Утром, когда поезд приближался к Москве, а в вагонном окне мелькали желтые березки, дачные домики, мокрые от дождя асфальтные шоссе с грузовиками, покорно ожидающими за опущенными шлагбаумами прохода поезда, когда пассажиры уже доставали с полок чемоданы и сумки и хотя еще ехали – вид у всех был людей приехавших, с выражением на лицах не поездных, дорожных, а каких-то уже московских забот, – на Прасковью Антоновну напало томящее беспокойство. Ей обещали, что в Москве ее встретят.
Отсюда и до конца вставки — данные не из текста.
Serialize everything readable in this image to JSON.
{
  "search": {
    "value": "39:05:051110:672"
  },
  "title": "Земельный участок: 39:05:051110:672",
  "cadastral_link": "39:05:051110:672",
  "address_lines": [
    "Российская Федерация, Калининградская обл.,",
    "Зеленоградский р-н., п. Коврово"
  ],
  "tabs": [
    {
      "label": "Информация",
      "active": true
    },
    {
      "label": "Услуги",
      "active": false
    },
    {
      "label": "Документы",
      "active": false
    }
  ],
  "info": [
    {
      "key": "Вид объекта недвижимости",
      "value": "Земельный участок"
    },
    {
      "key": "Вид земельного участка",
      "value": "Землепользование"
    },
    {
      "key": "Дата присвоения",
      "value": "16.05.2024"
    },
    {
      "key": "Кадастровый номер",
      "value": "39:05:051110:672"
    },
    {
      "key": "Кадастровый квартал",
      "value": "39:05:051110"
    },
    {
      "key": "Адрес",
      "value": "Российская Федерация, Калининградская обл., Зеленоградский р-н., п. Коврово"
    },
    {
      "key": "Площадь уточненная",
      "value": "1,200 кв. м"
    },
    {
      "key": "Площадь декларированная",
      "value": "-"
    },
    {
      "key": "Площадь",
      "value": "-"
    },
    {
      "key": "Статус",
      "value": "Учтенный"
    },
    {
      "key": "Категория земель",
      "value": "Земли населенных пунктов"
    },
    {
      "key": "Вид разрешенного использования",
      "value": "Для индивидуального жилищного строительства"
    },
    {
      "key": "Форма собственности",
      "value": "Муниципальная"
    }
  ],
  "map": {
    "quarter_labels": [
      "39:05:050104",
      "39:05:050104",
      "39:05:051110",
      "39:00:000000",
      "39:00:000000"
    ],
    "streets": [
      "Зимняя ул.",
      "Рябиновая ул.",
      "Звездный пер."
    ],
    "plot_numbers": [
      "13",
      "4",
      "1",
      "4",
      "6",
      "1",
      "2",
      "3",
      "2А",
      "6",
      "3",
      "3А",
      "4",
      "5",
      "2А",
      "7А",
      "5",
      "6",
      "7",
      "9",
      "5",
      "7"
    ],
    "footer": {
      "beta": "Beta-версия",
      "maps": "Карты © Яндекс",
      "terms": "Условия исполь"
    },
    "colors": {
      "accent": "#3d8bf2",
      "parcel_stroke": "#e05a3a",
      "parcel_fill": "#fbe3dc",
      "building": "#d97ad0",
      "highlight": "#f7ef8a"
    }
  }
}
Но пригородные строения мелькали за окном все гуще, вместо дачных поселков виднелись одни многоэтажные громадины, тонкие, плоские, похожие на пчелиные соты, поставленные на ребро, и, так же как соты ячейками, чернеющие тесными рядами окон, все чаще проносились платформы с толпами ожидающих людей, все явственней чувствовалось приближение огромного, неохватного, необозримого города, рождавшее ощущение, что сам ты, отдельный человек, в такой же пропорции с этим приближением как бы убываешь, сокращаешься в размерах, мельчаешь до ничтожной малости; потом поплыла мимо окна, замедляясь, и остановилась последняя платформа с носильщиками возле тележек, вмиг наполнившаяся хлынувшими на нее из всех вагонов пассажирами, – и Прасковья Антоновна окончательно струхнула, что те, кто должен ее встретить, без кого она беспомощна и не сможет ступить на московской земле даже шагу, просто-напросто не найдут ее в этом многолюдстве, пестрой беспорядочной человеческой сутолоке.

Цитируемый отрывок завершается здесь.